Printing shortest decimal form of floating point number with Mir
Walter Bright
newshound2 at digitalmars.com
Tue Jan 5 03:20:16 UTC 2021
On 1/4/2021 4:11 AM, 9il wrote:
> [...]
The reason those switches are provided is because the write/read is a
performance hog.
D provides a couple functions in druntime which guarantee rounding intermediate
values to float/double precision. Those can be used as required.
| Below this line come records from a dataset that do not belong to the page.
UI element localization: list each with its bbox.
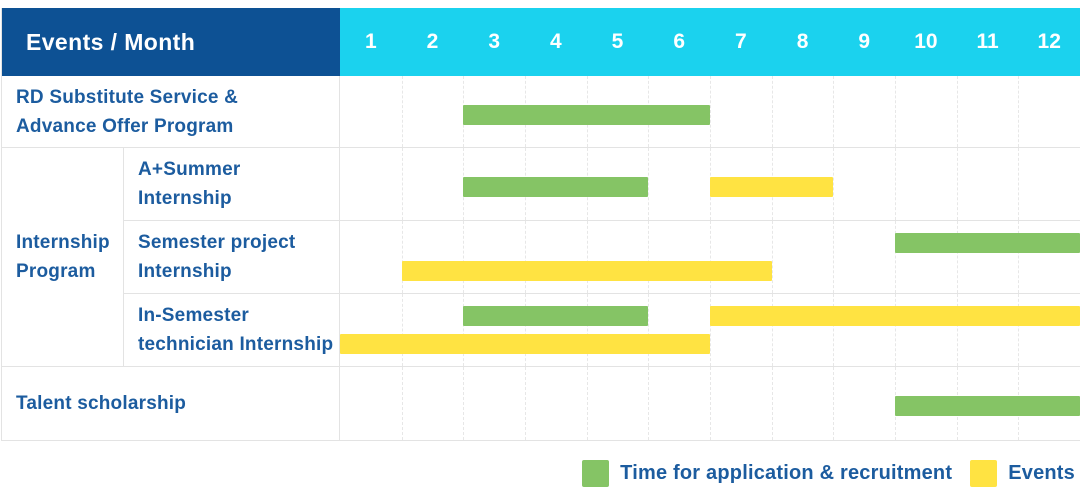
month-gridline: [771, 76, 773, 147]
month-gridline: [463, 367, 465, 440]
month-gridline: [710, 367, 711, 440]
month-label: 1: [364, 30, 377, 53]
legend-label: Events: [1008, 461, 1075, 484]
row-label-talent-scholarship: Talent scholarship: [2, 367, 340, 441]
month-gridline: [956, 294, 958, 366]
month-gridline: [833, 76, 835, 147]
row-label-semester-project-internship: Semester project Internship: [124, 221, 340, 294]
legend: Time for application & recruitment Event…: [582, 455, 1075, 491]
month-gridline: [833, 148, 835, 220]
month-gridline: [956, 76, 958, 147]
chart-row-semester-project-internship: [340, 221, 1080, 294]
month-gridline: [895, 294, 896, 366]
month-gridline: [771, 294, 773, 366]
chart-row-a-summer-internship: [340, 148, 1080, 221]
month-label: 3: [488, 30, 501, 53]
yellow-gantt-bar: [340, 334, 710, 354]
yellow-swatch-icon: [970, 459, 998, 487]
month-gridline: [525, 221, 526, 293]
month-gridline: [710, 221, 711, 293]
month-gridline: [648, 294, 650, 366]
month-gridline: [771, 221, 773, 293]
month-gridline: [401, 221, 403, 293]
month-gridline: [833, 294, 835, 366]
month-gridline: [401, 76, 403, 147]
legend-label: Time for application & recruitment: [620, 461, 953, 484]
month-label: 12: [1037, 30, 1061, 53]
month-label: 8: [796, 30, 809, 53]
month-gridline: [1018, 294, 1020, 366]
month-gridline: [463, 294, 465, 366]
month-label: 6: [673, 30, 686, 53]
yellow-gantt-bar: [401, 261, 772, 281]
row-label-rd-substitute: RD Substitute Service & Advance Offer Pr…: [2, 76, 340, 148]
month-gridline: [401, 367, 403, 440]
month-label: 10: [914, 30, 938, 53]
month-gridline: [895, 148, 896, 220]
chart-row-talent-scholarship: [340, 367, 1080, 441]
month-label: 7: [735, 30, 747, 53]
month-gridline: [463, 221, 465, 293]
legend-item-events: Events: [970, 459, 1075, 487]
month-label: 2: [426, 30, 439, 53]
month-gridline: [648, 367, 650, 440]
table-header-title: Events / Month: [2, 8, 340, 76]
chart-row-rd-substitute: [340, 76, 1080, 148]
green-gantt-bar: [895, 233, 1080, 253]
month-gridline: [586, 367, 588, 440]
month-gridline: [895, 76, 896, 147]
month-gridline: [1018, 76, 1020, 147]
chart-row-in-semester-technician-internship: [340, 294, 1080, 367]
row-label-a-summer-internship: A+Summer Internship: [124, 148, 340, 221]
legend-item-application-recruitment: Time for application & recruitment: [582, 459, 953, 487]
month-gridline: [956, 148, 958, 220]
month-gridline: [1018, 148, 1020, 220]
month-gridline: [956, 221, 958, 293]
month-gridline: [401, 294, 403, 366]
month-gridline: [401, 148, 403, 220]
month-label: 9: [858, 30, 871, 53]
month-gridline: [1018, 221, 1020, 293]
green-gantt-bar: [463, 177, 649, 197]
month-header-row: 1 2 3 4 5 6 7 8 9 10 11 12: [340, 8, 1080, 76]
green-gantt-bar: [895, 396, 1080, 416]
month-gridline: [586, 294, 588, 366]
events-schedule-table: Events / Month 1 2 3 4 5 6 7 8 9 10 11 12 RD Substi…: [1, 8, 1080, 441]
yellow-gantt-bar: [710, 177, 834, 197]
yellow-gantt-bar: [710, 306, 1080, 326]
month-gridline: [648, 148, 650, 220]
month-gridline: [525, 367, 526, 440]
green-gantt-bar: [463, 105, 710, 125]
green-gantt-bar: [463, 306, 649, 326]
month-gridline: [648, 221, 650, 293]
month-gridline: [833, 367, 835, 440]
month-label: 11: [976, 30, 999, 53]
month-gridline: [771, 367, 773, 440]
row-label-in-semester-technician-internship: In-Semester technician Internship: [124, 294, 340, 367]
month-gridline: [895, 221, 896, 293]
month-gridline: [833, 221, 835, 293]
month-gridline: [586, 221, 588, 293]
month-gridline: [525, 294, 526, 366]
green-swatch-icon: [582, 459, 610, 487]
month-gridline: [710, 294, 711, 366]
month-label: 4: [550, 30, 562, 53]
group-label-internship-program: Internship Program: [2, 148, 124, 367]
month-gridline: [710, 76, 711, 147]
month-label: 5: [611, 30, 624, 53]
This is better
than a compiler switch because having compiler switches that influence floating
point results is poor design.
> Since C99 the default x87 behavior is precise.
Not entirely:
float f(float a, float b) {
float d = (a + b) - b;
return d;
}
f:
sub esp, 4
fld DWORD PTR [esp+12]
fld st(0)
fadd DWORD PTR [esp+8]
[no write/read to memory here, so no round to float]
fsubrp st(1), st
fstp DWORD PTR [esp]
fld DWORD PTR [esp]
add esp, 4
ret
In any case, let's try your example https://cpp.godbolt.org/z/7sa8dP with dmd
for 32 bits:
push EAX
push EAX
fld float ptr 010h[ESP]
fadd float ptr 0Ch[ESP]
fstp float ptr [ESP] // there's the write
fld float ptr [ESP] // there's the read!
fsub float ptr 0Ch[ESP]
fstp float ptr 4[ESP] // the write
fld float ptr 4[ESP] // the read
add ESP,8
ret 8
It's semantically equivalent to the godbolt asm you posted.